I am aware that implementation of callbacks, or resource hooks on remote nodes, is a huge job, there are other ways to approach the situation. Another solution that comes to mind (besides the search-subscriber model): Make it easy for a recipe to advise the chef-client to reduce its run interval based on conditions detected in the chef-client run.
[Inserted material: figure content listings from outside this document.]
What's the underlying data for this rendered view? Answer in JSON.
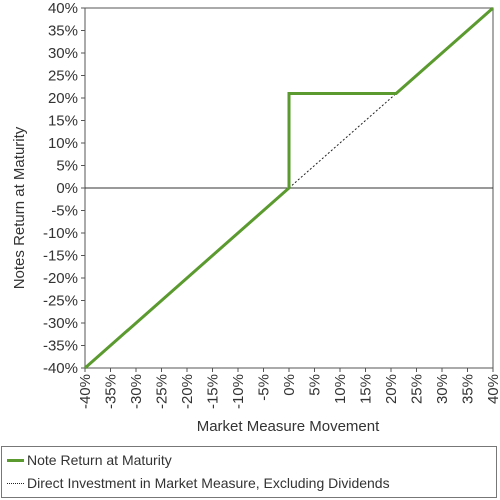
{
  "chart_data": {
    "type": "line",
    "xlabel": "Market Measure Movement",
    "ylabel": "Notes Return at Maturity",
    "xlim": [
      -40,
      40
    ],
    "ylim": [
      -40,
      40
    ],
    "x_ticks": [
      "-40%",
      "-35%",
      "-30%",
      "-25%",
      "-20%",
      "-15%",
      "-10%",
      "-5%",
      "0%",
      "5%",
      "10%",
      "15%",
      "20%",
      "25%",
      "30%",
      "35%",
      "40%"
    ],
    "y_ticks": [
      "40%",
      "35%",
      "30%",
      "25%",
      "20%",
      "15%",
      "10%",
      "5%",
      "0%",
      "-5%",
      "-10%",
      "-15%",
      "-20%",
      "-25%",
      "-30%",
      "-35%",
      "-40%"
    ],
    "grid": false,
    "legend_position": "bottom",
    "series": [
      {
        "name": "Note Return at Maturity",
        "color": "#5a9a2e",
        "style": "solid",
        "points": [
          [
            -40,
            -40
          ],
          [
            0,
            0
          ],
          [
            0,
            21
          ],
          [
            21,
            21
          ],
          [
            40,
            40
          ]
        ]
      },
      {
        "name": "Direct Investment in Market Measure, Excluding Dividends",
        "color": "#222222",
        "style": "dotted",
        "points": [
          [
            0,
            0
          ],
          [
            21,
            21
          ]
        ]
      }
    ]
  }
}
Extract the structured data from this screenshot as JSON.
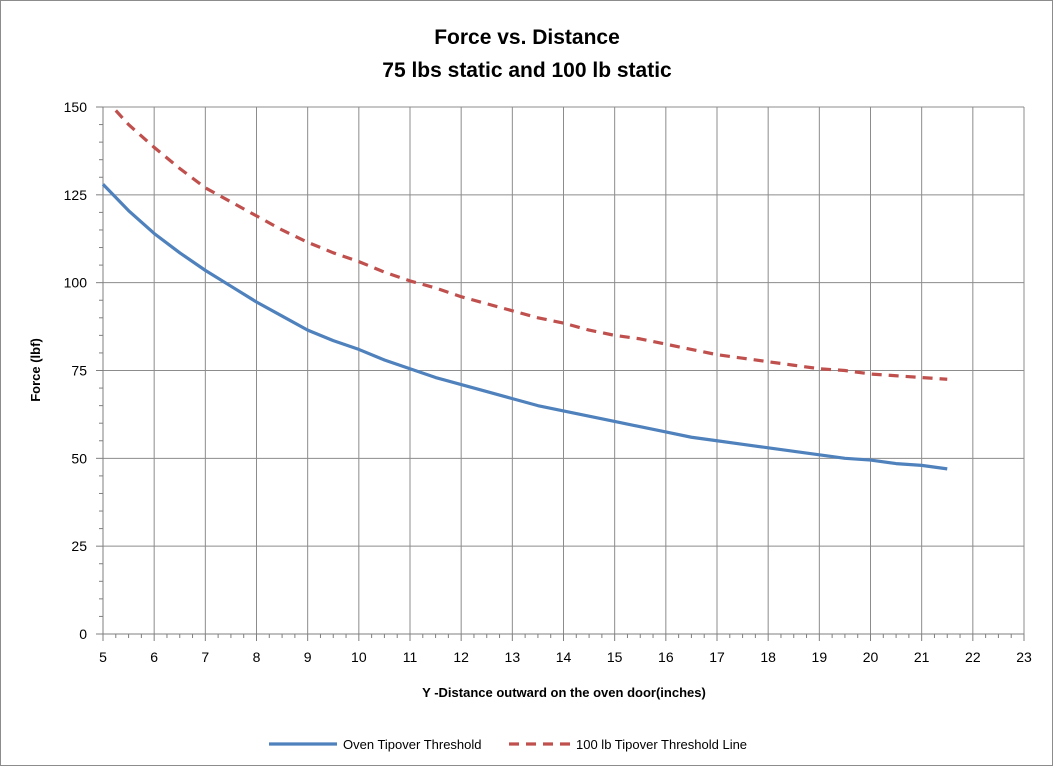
{
  "chart_data": {
    "type": "line",
    "title": "Force vs. Distance",
    "subtitle": "75 lbs static and 100 lb static",
    "xlabel": "Y -Distance outward on the oven door(inches)",
    "ylabel": "Force (lbf)",
    "xlim": [
      5,
      23
    ],
    "ylim": [
      0,
      150
    ],
    "x_ticks": [
      "5",
      "6",
      "7",
      "8",
      "9",
      "10",
      "11",
      "12",
      "13",
      "14",
      "15",
      "16",
      "17",
      "18",
      "19",
      "20",
      "21",
      "22",
      "23"
    ],
    "y_ticks": [
      "0",
      "25",
      "50",
      "75",
      "100",
      "125",
      "150"
    ],
    "grid": true,
    "legend_position": "bottom",
    "series": [
      {
        "name": "Oven Tipover Threshold",
        "color": "#4f81bd",
        "style": "solid",
        "x": [
          5,
          5.5,
          6,
          6.5,
          7,
          7.5,
          8,
          8.5,
          9,
          9.5,
          10,
          10.5,
          11,
          11.5,
          12,
          12.5,
          13,
          13.5,
          14,
          14.5,
          15,
          15.5,
          16,
          16.5,
          17,
          17.5,
          18,
          18.5,
          19,
          19.5,
          20,
          20.5,
          21,
          21.5
        ],
        "y": [
          128,
          120.5,
          114,
          108.5,
          103.5,
          99,
          94.5,
          90.5,
          86.5,
          83.5,
          81,
          78,
          75.5,
          73,
          71,
          69,
          67,
          65,
          63.5,
          62,
          60.5,
          59,
          57.5,
          56,
          55,
          54,
          53,
          52,
          51,
          50,
          49.5,
          48.5,
          48,
          47
        ]
      },
      {
        "name": "100 lb Tipover Threshold Line",
        "color": "#c0504d",
        "style": "dashed",
        "x": [
          5.25,
          5.5,
          6,
          6.5,
          7,
          7.5,
          8,
          8.5,
          9,
          9.5,
          10,
          10.5,
          11,
          11.5,
          12,
          12.5,
          13,
          13.5,
          14,
          14.5,
          15,
          15.5,
          16,
          16.5,
          17,
          17.5,
          18,
          18.5,
          19,
          19.5,
          20,
          20.5,
          21,
          21.5
        ],
        "y": [
          149,
          145,
          138.5,
          132.5,
          127,
          123,
          119,
          115,
          111.5,
          108.5,
          106,
          103,
          100.5,
          98.5,
          96,
          94,
          92,
          90,
          88.5,
          86.5,
          85,
          84,
          82.5,
          81,
          79.5,
          78.5,
          77.5,
          76.5,
          75.5,
          75,
          74,
          73.5,
          73,
          72.5
        ]
      }
    ]
  }
}
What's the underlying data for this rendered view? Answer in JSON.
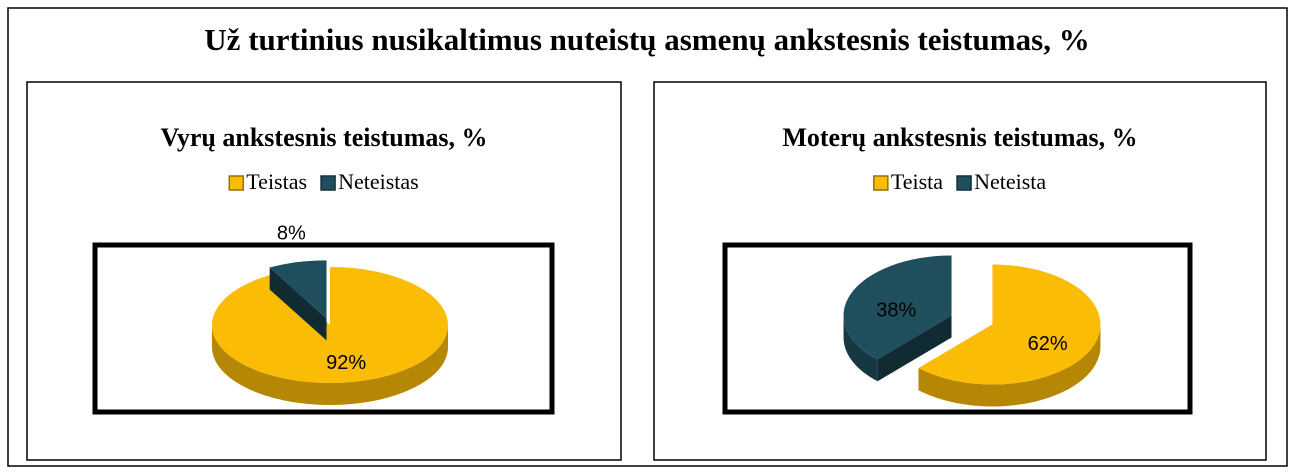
{
  "title": "Už turtinius nusikaltimus nuteistų asmenų ankstesnis teistumas, %",
  "chart_data": [
    {
      "type": "pie",
      "title": "Vyrų ankstesnis teistumas, %",
      "categories": [
        "Teistas",
        "Neteistas"
      ],
      "values": [
        92,
        8
      ],
      "value_labels": [
        "92%",
        "8%"
      ],
      "colors": [
        "#fbbc05",
        "#1f4e5c"
      ]
    },
    {
      "type": "pie",
      "title": "Moterų ankstesnis teistumas, %",
      "categories": [
        "Teista",
        "Neteista"
      ],
      "values": [
        62,
        38
      ],
      "value_labels": [
        "62%",
        "38%"
      ],
      "colors": [
        "#fbbc05",
        "#1f4e5c"
      ]
    }
  ]
}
I like this one because it is useful beyond the specific situation-- it gives the chef-client a primitive way to learn about the infrastructure it manages and respond appropriately.
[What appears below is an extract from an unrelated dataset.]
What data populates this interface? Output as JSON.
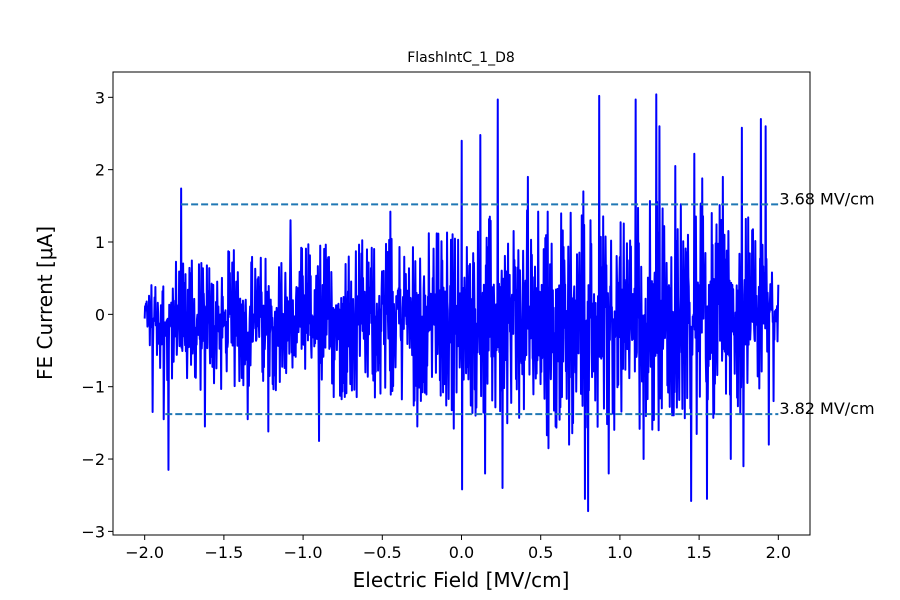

At its core, I believe that requiring configuration to come via application-specific config files is the real issue here, but I don't expect to see network-wide integrated config resource support (such as in CoreOS's etcd) in most *nix tools in the near term, nor do I expect to see direct support for communication with Chef servers in our tools (so, for our trusty hypothetical example, nrpe could be instructed simply to perform a Chef search directly to determine the allowed nrpe-client IPs rather than have the chef-client write the nrpe.conf as part of convergence, then notify the nrpe server of the change).
TL;DR: Now I'm thinking that the best thing would be for the recipe to be able to advise the client to reduce the interval before the next run. This would enable code like
result = search(...)
if result.empty?
Chef::Client.advise_interval(300) # request a chef-client run 5 minutes (+/- splay) after this converge
end
# define resources below, using not_if { result.empty? } where appropriate
On 10/1/14, 12:48 PM, Justin Dossey wrote:
You can set `no_lazy_load true` in client.rb to avoid cookbook_file resources failing after 15m. This will be the default in Chef 12 client. The Chef 12 server also uses solr 4 and is going to populate search results in seconds rather than minutes.
would cause the recipe to poll the Chef server every ten seconds until a response came back, or until the client token expired (usually around 15 minutes).
Such behavior is not ideal (particularly because of the client token expiry issue) but besides supporting a second converge, it's the only way I have seen that will accomplish the desired result.